Windows 10's minimum system requirements do allow for 1GB of RAM. Windows 11 specifies 4GB.
I wouldn't run any remotely modern version of macOS with less than 4GB, and even that I feel is pushing it.
Linux you can get by with less depending how you configure things - But Linux is also only a kernel. My web server is a Linux machine that uses ~350MB of RAM while hosting my website. But it doesn't have a GUI or really much of anything running other than an SSH server, nginx, my own Rust program for dealing with file uploads and some minor things like an occasional cron-job to check if there's anything new on Apple's security blog and send me an email if there is.
Install a full KDE or Gnome system and you probably wouldn't want to go below 4GB with that either. A minimalistic i3/Sway or even XFCE based system could probably easily enough run on 1GB or 2GB with decent usability assuming an otherwise decently powerful machine.
I don't think it makes sense to talk about "bloat" as a generic or blanket term. One man's bloat is another's dream feature and vice versa. And browsers after all kinda do need to follow along with the W3C specs. How much memory is needed for a satisfactory experience also very much depends on the website you want to load. If you're just loading static HTML, the memory requirements are tiny. But watching 8K video on YT? I mean, a single, fully expanded frame for the frame buffer is 1GB by itself. And there's (depending on video) like 30 of those every second. Of course it's heavily compressed to take up less space, probably uses chroma subsampling, inter and intra frame compression and whatnot, but content is big.

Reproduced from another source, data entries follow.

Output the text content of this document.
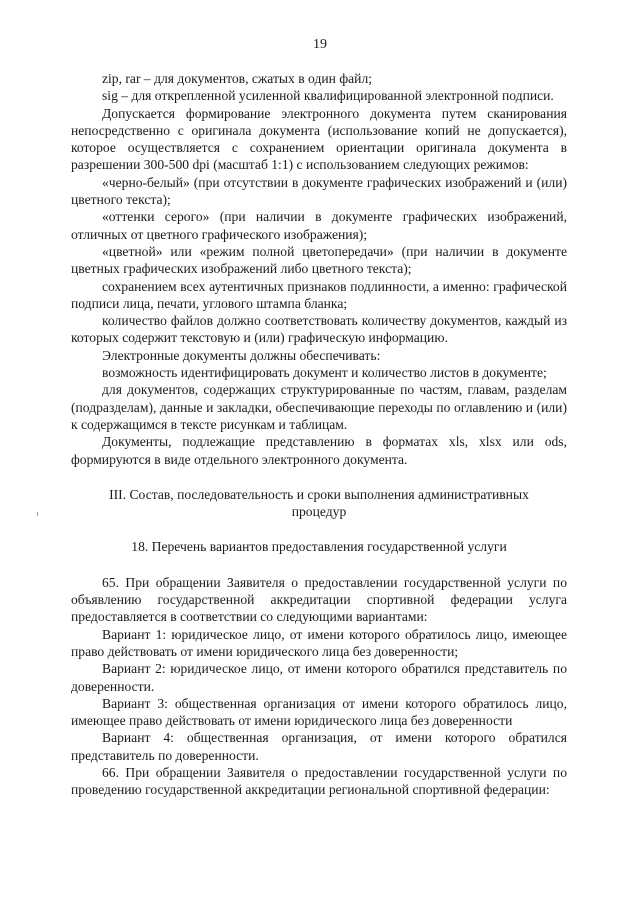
19

zip, rar – для документов, сжатых в один файл;

sig – для открепленной усиленной квалифицированной электронной подписи.

Допускается формирование электронного документа путем сканирования непосредственно с оригинала документа (использование копий не допускается), которое осуществляется с сохранением ориентации оригинала документа в разрешении 300-500 dpi (масштаб 1:1) с использованием следующих режимов:

«черно-белый» (при отсутствии в документе графических изображений и (или) цветного текста);

«оттенки серого» (при наличии в документе графических изображений, отличных от цветного графического изображения);

«цветной» или «режим полной цветопередачи» (при наличии в документе цветных графических изображений либо цветного текста);

сохранением всех аутентичных признаков подлинности, а именно: графической подписи лица, печати, углового штампа бланка;

количество файлов должно соответствовать количеству документов, каждый из которых содержит текстовую и (или) графическую информацию.

Электронные документы должны обеспечивать:

возможность идентифицировать документ и количество листов в документе;

для документов, содержащих структурированные по частям, главам, разделам (подразделам), данные и закладки, обеспечивающие переходы по оглавлению и (или) к содержащимся в тексте рисункам и таблицам.

Документы, подлежащие представлению в форматах xls, xlsx или ods, формируются в виде отдельного электронного документа.

III. Состав, последовательность и сроки выполнения административных процедур

18. Перечень вариантов предоставления государственной услуги

65. При обращении Заявителя о предоставлении государственной услуги по объявлению государственной аккредитации спортивной федерации услуга предоставляется в соответствии со следующими вариантами:

Вариант 1: юридическое лицо, от имени которого обратилось лицо, имеющее право действовать от имени юридического лица без доверенности;

Вариант 2: юридическое лицо, от имени которого обратился представитель по доверенности.

Вариант 3: общественная организация от имени которого обратилось лицо, имеющее право действовать от имени юридического лица без доверенности

Вариант 4: общественная организация, от имени которого обратился представитель по доверенности.

66. При обращении Заявителя о предоставлении государственной услуги по проведению государственной аккредитации региональной спортивной федерации:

And that's the last point; Things aren't what they were 15 years ago. Websites host experiences and web apps that they couldn't have back then, images are bigger and higher quality, video files are bigger and higher quality - Unfortunately a lot also has to do with tracking and advertisement. Then of course there's also the financial angle; Developers cost money. If you're a business and your website generally runs well enough that 99% of your users don't have a problem with it, would you rather pay your engineers to optimise it further or to develop new features to draw in more customers or other ways to generate more revenue? As we get more computing power the *need* to highly optimise things for a "good enough" experience becomes smaller and smaller. If you were developing video games in the 90's you *had* to highly optimise things or it wouldn't run at playable rates. If you develop websites today you can generally do so without thinking about performance concerns at all and still get something fairly usable. So sometimes you just have to ask yourself if the investment in either time or money is worth it. Developer time is a resource just like RAM is, and while it's the employer paying the bill rather than the end user, it's often *a lot* cheaper to buy more RAM than paying engineers.

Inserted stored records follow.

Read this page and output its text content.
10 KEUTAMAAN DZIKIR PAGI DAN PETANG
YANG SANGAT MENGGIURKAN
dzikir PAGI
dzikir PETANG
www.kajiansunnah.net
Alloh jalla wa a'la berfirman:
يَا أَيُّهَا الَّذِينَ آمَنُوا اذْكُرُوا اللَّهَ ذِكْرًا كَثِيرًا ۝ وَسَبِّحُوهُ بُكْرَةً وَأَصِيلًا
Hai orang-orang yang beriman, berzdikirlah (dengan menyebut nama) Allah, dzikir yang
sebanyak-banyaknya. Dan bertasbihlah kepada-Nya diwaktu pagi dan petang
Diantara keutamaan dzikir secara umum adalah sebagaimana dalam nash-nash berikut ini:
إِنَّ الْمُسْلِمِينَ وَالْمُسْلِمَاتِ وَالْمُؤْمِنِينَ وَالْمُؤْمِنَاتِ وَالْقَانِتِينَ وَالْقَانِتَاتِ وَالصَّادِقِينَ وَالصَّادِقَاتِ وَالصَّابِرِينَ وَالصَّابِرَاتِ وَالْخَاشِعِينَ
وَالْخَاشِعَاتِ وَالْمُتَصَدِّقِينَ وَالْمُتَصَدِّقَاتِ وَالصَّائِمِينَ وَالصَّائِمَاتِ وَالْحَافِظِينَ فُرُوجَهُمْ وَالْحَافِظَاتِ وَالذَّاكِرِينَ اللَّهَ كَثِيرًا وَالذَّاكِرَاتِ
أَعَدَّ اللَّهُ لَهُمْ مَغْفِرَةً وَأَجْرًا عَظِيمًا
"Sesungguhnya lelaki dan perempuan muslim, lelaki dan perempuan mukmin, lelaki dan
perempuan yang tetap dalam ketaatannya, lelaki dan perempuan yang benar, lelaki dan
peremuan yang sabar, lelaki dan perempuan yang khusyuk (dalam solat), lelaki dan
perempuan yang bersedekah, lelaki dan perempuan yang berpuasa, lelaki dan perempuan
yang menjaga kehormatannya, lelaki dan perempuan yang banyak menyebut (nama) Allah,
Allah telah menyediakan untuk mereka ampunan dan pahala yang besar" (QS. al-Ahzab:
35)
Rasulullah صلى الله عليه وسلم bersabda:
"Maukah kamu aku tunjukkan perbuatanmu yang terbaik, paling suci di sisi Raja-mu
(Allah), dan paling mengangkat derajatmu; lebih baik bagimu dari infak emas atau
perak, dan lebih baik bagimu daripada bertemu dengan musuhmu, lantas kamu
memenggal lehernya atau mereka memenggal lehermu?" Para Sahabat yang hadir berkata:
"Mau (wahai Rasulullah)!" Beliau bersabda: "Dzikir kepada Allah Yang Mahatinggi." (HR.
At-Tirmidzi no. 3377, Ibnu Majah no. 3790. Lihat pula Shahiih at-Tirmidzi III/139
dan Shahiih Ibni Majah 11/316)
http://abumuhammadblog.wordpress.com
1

With that said, a lot of time and effort is still spent on performance optimisations. Relative to the complexity of tasks performed, speed is honestly very good in general I find. We're also a lot more conscious of various security pitfalls now than we were 15 years ago, and a lot of security failsafes and mitigations come with performance costs, but it also means that a compromised website can't escape the JavaScript engine and install ransomware on your machine just from visiting a website*.
There's also a tradeoff between memory and speed. Sometimes we intentionally use a bit more memory to make something run faster. For instance, in the past, at work, we loaded view layout files from disk every time we needed them. I wrote a cacher for it so it only loads it from disk once and then if it needs the view layout again it fetches it from memory (though I also flush the cache in case of low memory warnings from the OS). This is part of why I keep telling people that using a lot of memory is not inherently bad. It doesn't mean your system would run poorly with less or that it's absolutely needed or that you can't expand your workload; A lot of the RAM may be used to cache things a little and can easily be flushed without huge impacts, but if you have free memory available, why not put it to use?
*There may still be security vulnerabilities from time to time, even ones as serious as that are theoretically possible, but a lot of mechanisms are in place to try and prevent that sort of thing and much more.